David Labkovski's art bears witness to history.
Image: Supplied

Former South African Leora Raikin has taken on the daunting task of cataloguing, preserving and exhibiting the art of her great-uncle, David Labkovski. Most compelling, though, is that she is using the works to teach students to document history.

Born in Lithuania in 1906 and schooled in fine art, Labkovski produced hundreds of works in oils, pen and ink, pencil and acrylic, on canvas, cardboard and paper.

All documented his life - a Jewish life in Eastern Europe before, during and after World War2. His was a story, says Raikin, of an artist, of human dignity and of betrayal.

Labkovski refused to sell his work and when he died in 1991 he left his work to Safad, a town in Israel with a strong art community and where he and his wife had lived since leaving Lithuania in 1958.

Six years ago Israel's high court agreed that the collection of 300 artworks would be shared equally between Labkovski's two nieces and a nephew, in South Africa, Los Angeles and Israel.

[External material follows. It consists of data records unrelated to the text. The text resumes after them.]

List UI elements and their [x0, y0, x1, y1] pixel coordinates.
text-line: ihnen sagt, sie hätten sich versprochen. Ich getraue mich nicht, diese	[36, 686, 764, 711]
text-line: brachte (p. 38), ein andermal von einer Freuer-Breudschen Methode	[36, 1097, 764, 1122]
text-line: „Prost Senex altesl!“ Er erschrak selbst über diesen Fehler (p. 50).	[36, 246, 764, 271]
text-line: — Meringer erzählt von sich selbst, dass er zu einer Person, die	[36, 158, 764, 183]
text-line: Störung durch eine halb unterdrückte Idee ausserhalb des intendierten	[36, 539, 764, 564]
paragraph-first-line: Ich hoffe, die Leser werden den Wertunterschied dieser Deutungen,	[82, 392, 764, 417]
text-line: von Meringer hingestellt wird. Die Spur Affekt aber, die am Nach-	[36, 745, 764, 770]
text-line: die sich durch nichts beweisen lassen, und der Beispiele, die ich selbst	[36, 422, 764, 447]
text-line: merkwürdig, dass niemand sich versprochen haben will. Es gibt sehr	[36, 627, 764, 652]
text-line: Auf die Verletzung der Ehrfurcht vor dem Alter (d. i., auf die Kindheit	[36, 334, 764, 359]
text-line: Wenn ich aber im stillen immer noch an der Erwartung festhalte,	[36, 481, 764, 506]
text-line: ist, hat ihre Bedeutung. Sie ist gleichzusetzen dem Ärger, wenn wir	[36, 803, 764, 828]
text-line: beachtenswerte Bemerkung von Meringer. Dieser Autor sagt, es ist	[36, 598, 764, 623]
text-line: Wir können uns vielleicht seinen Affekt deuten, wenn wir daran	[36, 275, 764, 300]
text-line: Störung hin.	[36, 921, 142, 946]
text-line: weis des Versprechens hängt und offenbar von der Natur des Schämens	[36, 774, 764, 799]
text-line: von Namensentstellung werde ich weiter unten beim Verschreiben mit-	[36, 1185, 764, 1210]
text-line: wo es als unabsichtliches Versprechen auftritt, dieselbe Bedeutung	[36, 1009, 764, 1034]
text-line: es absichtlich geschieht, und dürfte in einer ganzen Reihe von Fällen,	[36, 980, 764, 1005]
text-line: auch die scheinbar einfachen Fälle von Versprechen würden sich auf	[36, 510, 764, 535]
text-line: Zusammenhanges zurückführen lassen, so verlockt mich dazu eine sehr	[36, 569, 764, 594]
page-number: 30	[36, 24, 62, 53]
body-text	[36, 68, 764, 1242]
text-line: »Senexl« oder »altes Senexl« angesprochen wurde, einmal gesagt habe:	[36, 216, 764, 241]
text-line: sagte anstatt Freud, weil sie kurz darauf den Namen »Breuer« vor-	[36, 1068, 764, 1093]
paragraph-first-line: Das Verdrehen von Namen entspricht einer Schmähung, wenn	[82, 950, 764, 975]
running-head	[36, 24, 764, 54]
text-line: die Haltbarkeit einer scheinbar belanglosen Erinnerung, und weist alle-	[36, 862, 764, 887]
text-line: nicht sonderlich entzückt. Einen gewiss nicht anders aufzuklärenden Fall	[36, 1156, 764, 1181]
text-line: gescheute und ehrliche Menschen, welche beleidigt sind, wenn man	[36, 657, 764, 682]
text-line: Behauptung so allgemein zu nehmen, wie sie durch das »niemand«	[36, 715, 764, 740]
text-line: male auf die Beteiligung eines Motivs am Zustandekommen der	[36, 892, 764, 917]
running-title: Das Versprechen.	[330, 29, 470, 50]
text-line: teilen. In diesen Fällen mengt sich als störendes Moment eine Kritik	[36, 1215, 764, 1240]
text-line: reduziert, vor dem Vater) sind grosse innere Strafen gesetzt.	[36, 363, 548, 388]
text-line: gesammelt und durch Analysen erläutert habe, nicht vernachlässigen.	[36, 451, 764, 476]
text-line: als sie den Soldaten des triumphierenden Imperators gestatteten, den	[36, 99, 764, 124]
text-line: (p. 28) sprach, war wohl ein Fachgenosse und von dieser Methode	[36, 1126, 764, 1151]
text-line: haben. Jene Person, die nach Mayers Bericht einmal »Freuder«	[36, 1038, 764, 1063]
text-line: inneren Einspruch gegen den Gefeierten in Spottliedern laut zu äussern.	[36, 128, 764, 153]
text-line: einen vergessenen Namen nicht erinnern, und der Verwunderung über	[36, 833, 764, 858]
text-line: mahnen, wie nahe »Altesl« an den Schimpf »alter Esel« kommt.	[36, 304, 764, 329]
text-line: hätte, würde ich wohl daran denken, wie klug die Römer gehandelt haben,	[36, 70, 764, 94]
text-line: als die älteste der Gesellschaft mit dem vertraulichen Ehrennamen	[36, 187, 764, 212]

This is where Raikin's story begins. An educator, artist and author, the sharing of Labkovski's story through art became what she calls her "destiny".

She has had many of the works photographed, is cataloguing the Los Angeles collection and has had copies made for exhibition purposes.

"But I believed there was a greater purpose to his artwork," she says. "I wanted to use it as a tool to teach."

David Labokovski produced hundreds of works in oils, pen and ink, pencil and acrylic, on canvas, cardboard and paper.
David Labokovski produced hundreds of works in oils, pen and ink, pencil and acrylic, on canvas, cardboard and paper.
Image: Supplied

The paintings reflect daily life in the predominantly Jewish town of Vilna, Lithuania, before the Holocaust; a reflection on his time in a Siberian prison camp; followed by life after the war in Vilna with the Jewish community decimated; and finally immigration to Israel.

Raikin developed a secondary school curriculum she piloted in a Jewish day school in Los Angeles and in a bilingual Spanish/English public school.

"A good curator needs to be a detective and to find out not only about the artists but about the period and historical context."

The project has been an exceptional success. "At the bilingual school not one student had heard of the Holocaust," she says.

Their exhibition drew attention from local television and radio and was attended by the Lithuanian consulate.

There may have been other artists who drew on what they witnessed around them, says Raikin, "but no one has witnessed history in such detail, in such quantity and with such a photographic memory".

• An exhibition of copies of some of Labkovski's artworks is on at the Durban Holocaust Museum. A talk and exhibition takes places at the Johannesburg Holocaust Museum on September 3.